Mon 29 Jun 2026 | 09:45 AM
File Photo - Strait of Hormuz
File Photo - Strait of Hormuz
Basant Ahmed

Crude prices may be back near levels seen before the Iran war, but the surge in oil exports from the Middle East following the reopening of the Strait of Hormuz is creating a chaotic market that could take months to settle, Reuters reported.

The steep slide in Brent crude back to pre-war levels of around $73 a barrel following the U.S.-Iran interim deal might, ​at first glance, suggest business as usual has returned to the world’s most important oil and gas hub.
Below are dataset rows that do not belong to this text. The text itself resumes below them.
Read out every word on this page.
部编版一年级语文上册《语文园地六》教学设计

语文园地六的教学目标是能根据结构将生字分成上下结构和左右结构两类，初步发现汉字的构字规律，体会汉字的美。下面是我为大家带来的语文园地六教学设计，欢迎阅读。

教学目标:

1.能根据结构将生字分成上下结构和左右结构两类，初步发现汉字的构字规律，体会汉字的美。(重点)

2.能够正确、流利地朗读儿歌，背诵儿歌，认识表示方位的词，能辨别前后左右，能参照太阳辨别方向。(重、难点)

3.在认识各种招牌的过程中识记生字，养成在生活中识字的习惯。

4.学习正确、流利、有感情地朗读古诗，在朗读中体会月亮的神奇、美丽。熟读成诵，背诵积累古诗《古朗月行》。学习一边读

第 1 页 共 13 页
The narrow waterway, which once carried about a fifth of global oil and ‌gas, had been effectively paralysed by conflict for more than 100 days.

But beneath the surface, the market is anything but orderly. What looks like normality is a system trying to reboot all at once.

First, there’s the race to liberate trapped volumes. Dozens of tankers stranded inside the Gulf during the war have rushed to leave in recent days.

U.S. Energy Secretary Chris Wright said flows briefly exceeded pre-war levels of around 20 million barrels per day, though ship-tracking data suggests overall traffic remains far below the roughly 125 daily crossings seen ​before the conflict. Some vessels appear to be disabling tracking systems during transit, further clouding the picture.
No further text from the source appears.